La cofradía prosperaba poco a poco, con dificultades. Pero a partir de entonces experimentaría una revolución en su patrimonio artístico. En 1922 ya había estrenado un nuevo palio bordado, realizado en el taller de Juan Manuel Rodríguez Ojeda. Y ese mismo año adoptaron una decisión drástica. Las imágenes  que salían eran de escasa valía artística, por lo que la hermandad acordó encargar un nuevo misterio al escultor Antonio Castillo Lastrucci, aquel discípulo de Susillo y admirador de Rodin, que luchaba por abrirse paso en Sevilla. Iba a realizar sus primeras obras para la Semana Santa. Por aquel misterio cobró 10.000 pesetas.

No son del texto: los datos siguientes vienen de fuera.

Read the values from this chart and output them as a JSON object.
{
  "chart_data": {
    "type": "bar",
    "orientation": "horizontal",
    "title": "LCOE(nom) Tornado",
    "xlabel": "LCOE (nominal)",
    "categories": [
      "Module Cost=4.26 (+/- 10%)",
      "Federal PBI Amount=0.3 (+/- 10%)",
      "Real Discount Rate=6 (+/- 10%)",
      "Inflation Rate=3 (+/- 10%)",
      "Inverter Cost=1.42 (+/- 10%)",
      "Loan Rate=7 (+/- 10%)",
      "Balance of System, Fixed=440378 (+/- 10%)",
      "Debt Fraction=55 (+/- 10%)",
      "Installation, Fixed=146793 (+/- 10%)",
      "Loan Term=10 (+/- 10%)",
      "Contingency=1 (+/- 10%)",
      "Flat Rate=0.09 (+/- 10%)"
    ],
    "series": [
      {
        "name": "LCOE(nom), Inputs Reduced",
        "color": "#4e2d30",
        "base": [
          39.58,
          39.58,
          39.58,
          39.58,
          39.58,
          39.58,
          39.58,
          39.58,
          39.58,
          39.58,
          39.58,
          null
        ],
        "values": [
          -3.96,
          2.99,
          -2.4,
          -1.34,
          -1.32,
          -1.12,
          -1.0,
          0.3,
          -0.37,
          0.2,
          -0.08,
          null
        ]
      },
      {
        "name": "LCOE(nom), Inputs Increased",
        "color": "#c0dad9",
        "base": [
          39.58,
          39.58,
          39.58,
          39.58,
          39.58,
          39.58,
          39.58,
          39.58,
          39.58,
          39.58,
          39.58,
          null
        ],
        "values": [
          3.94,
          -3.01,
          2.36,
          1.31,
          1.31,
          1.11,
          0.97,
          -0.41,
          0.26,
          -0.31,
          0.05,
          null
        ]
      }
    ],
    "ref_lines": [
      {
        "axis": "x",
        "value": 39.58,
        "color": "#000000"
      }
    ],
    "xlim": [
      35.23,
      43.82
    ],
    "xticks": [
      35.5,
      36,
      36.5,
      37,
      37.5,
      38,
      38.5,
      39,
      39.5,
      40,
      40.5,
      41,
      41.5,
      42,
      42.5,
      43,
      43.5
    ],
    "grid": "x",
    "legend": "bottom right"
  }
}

El Martes Santo de 1923, cuando abrieron las puertas de San Román, Sevilla se iba a encontrar con una obra impactante, que definía el estilo de un nuevo imaginero. En el misterio de la Bofetá destacaba el atrevimiento estético del autor, al representar el momento en que un judío va a abofetear a Jesús, en presencia de Anás, rodeado de otros judíos y sanedritas (que son los falsos testigos) y de un soldado romano.

El dinamismo del misterio, su representación plástica, el vitalismo, que evoca la influencia de Auguste Rodin, causó admiración en Sevilla. Casi eclipsó el otro gran estreno de aquel año: el manto de la Virgen del Dulce Nombre, bordado asimismo en el taller de Juan Manuel Rodríguez Ojeda. Tanta fue la admiración que la hermandad le encargó a Castillo Lastrucci la ejecución de una nueva Virgen del Dulce Nombre, a la que acompañaría San Juan. El imaginero percibió 3.000 pesetas por la Virgen y regaló el santo.

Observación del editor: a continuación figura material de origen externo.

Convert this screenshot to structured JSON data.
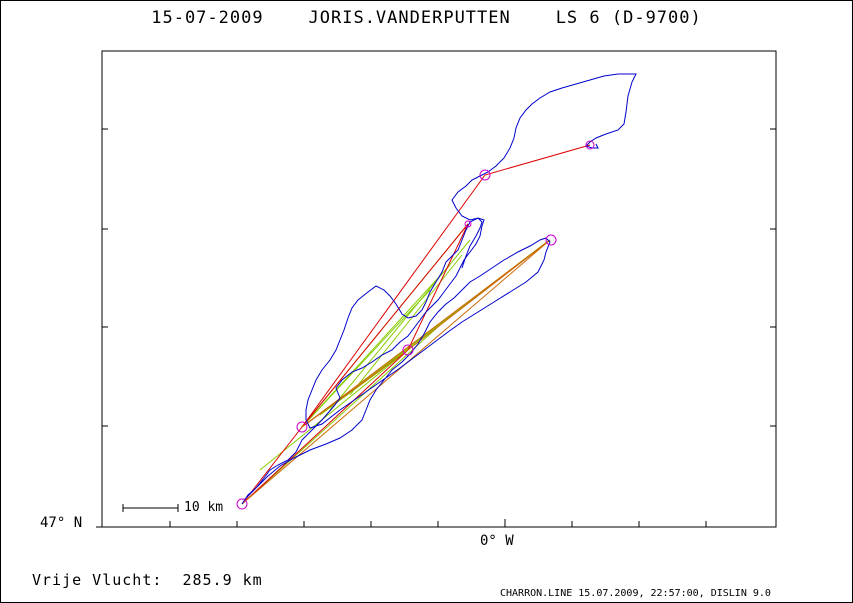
{
  "title": "15-07-2009    JORIS.VANDERPUTTEN    LS 6 (D-9700)",
  "axes": {
    "lat_label": "47° N",
    "lon_label": "0° W"
  },
  "scale": {
    "label": "10 km"
  },
  "footer": {
    "distance_text": "Vrije Vlucht:  285.9 km",
    "credit_text": "CHARRON.LINE 15.07.2009, 22:57:00, DISLIN 9.0"
  },
  "colors": {
    "track": "#0000cc",
    "course_line_red": "#dd0000",
    "course_line_orange": "#cc6600",
    "triangle_green": "#88cc00",
    "turnpoint_magenta": "#cc00cc"
  }
}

El misterio de la Bofetá le abrió la puerta grande de la Semana Santa de Sevilla. Una fama que amplió con el grupo de la Virgen del Dulce Nombre y San Juan. Otras cofradías sevillanas se fijaron en él. A finales de la década serían estrenados dos misterios que le consagraron como el gran especialista en esas iconografías: el Señor y el misterio de la Presentación al Pueblo, de San Benito (1928); y las figuras de Pilatos, Claudia Prócula, un esclavo negro, dos judíos y romanos para el misterio de la Sentencia, de la Macarena (1929), con el que fue sustituido el anterior, el de la Barbería, vendido a la cofradía de la Yedra, de Jerez de la Frontera.

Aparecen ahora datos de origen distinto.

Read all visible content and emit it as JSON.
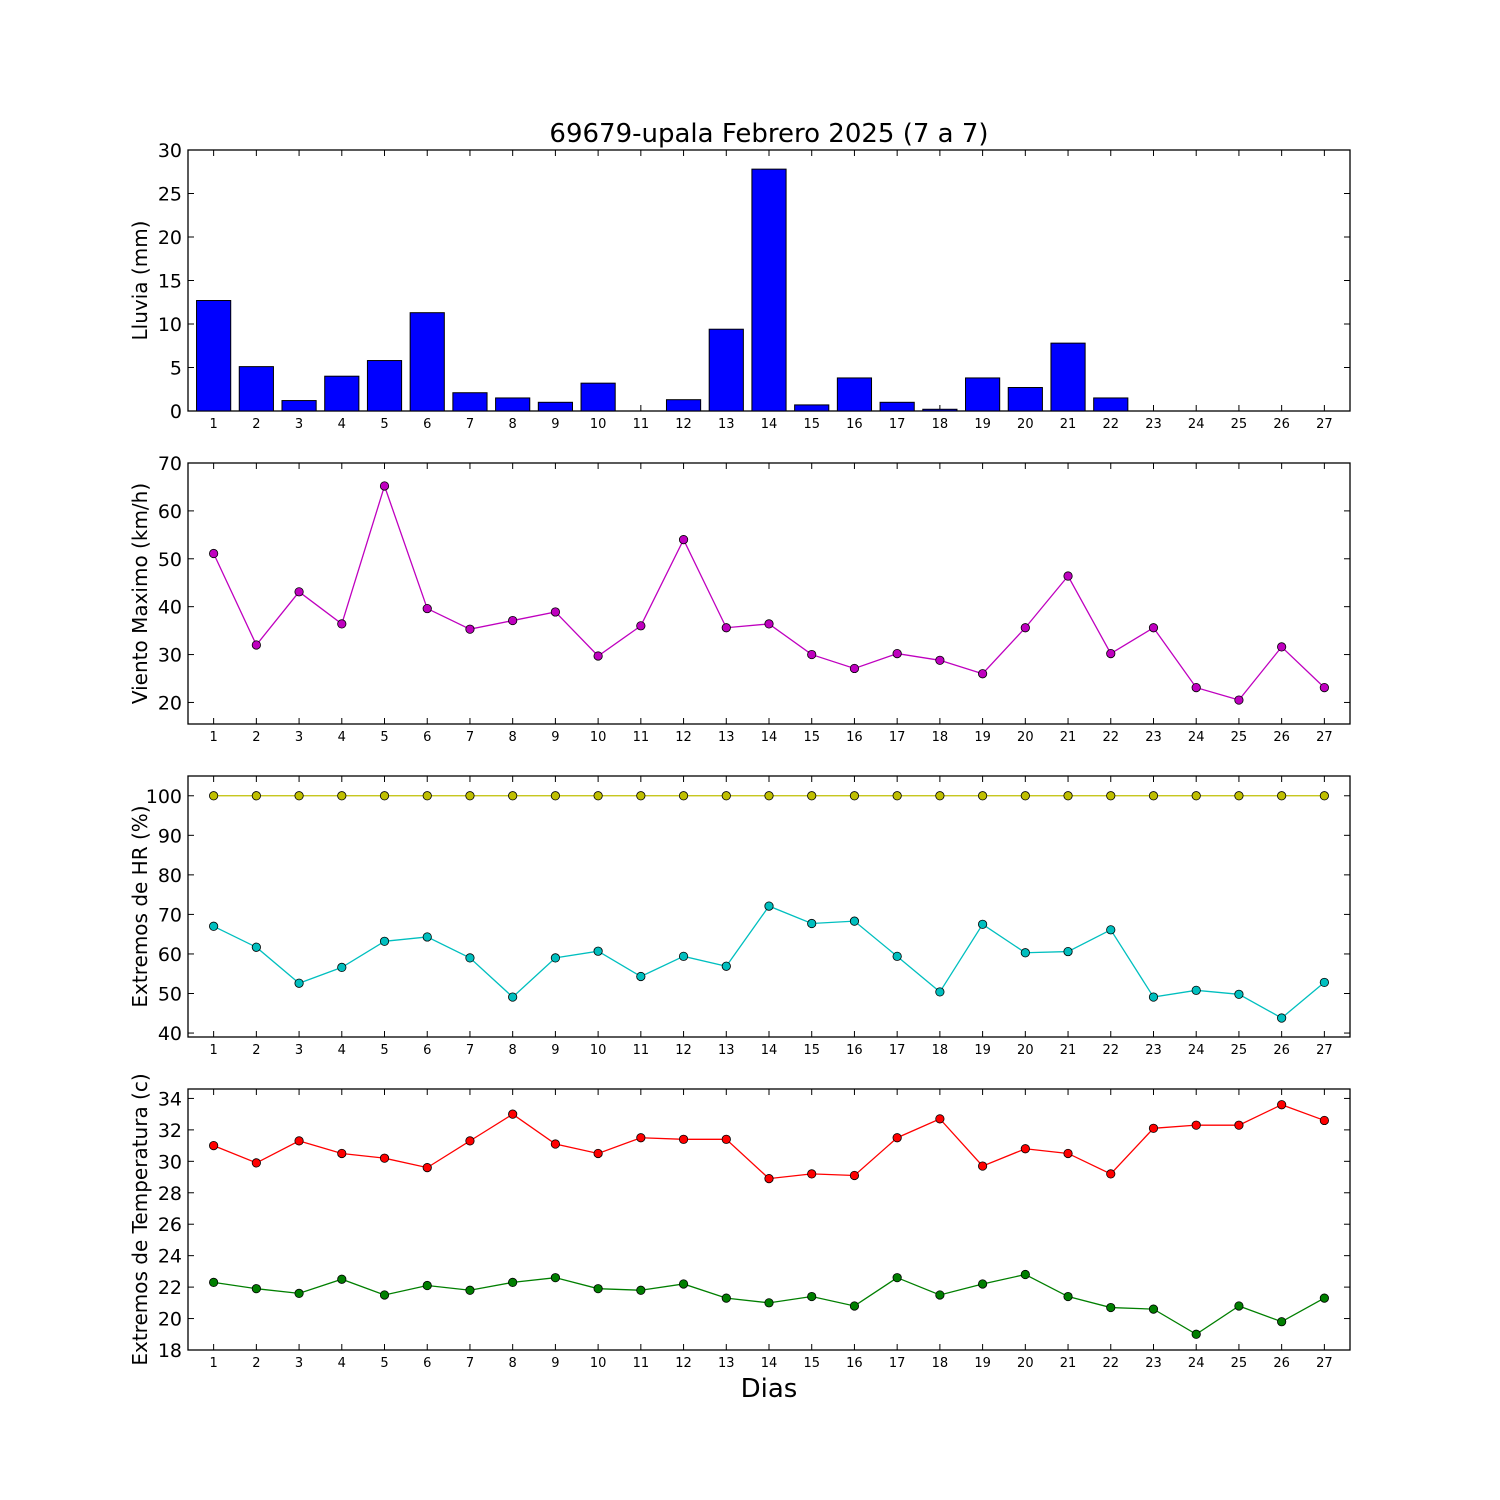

Pero el éxito de Antonio Castillo Lastrucci había empezado en 1923, con el misterio de la Bofetá. Aquella tarde en que deslumbró a Sevilla cuando sus imágenes salieron de San Román. Con el tiempo trabajó mucho, en un taller sobredimensionado. Pero no se debe perder la perspectiva de que fue un gran escultor. Hoy lo podrán ver, una vez más, cuando la Bofetá salga de San Lorenzo.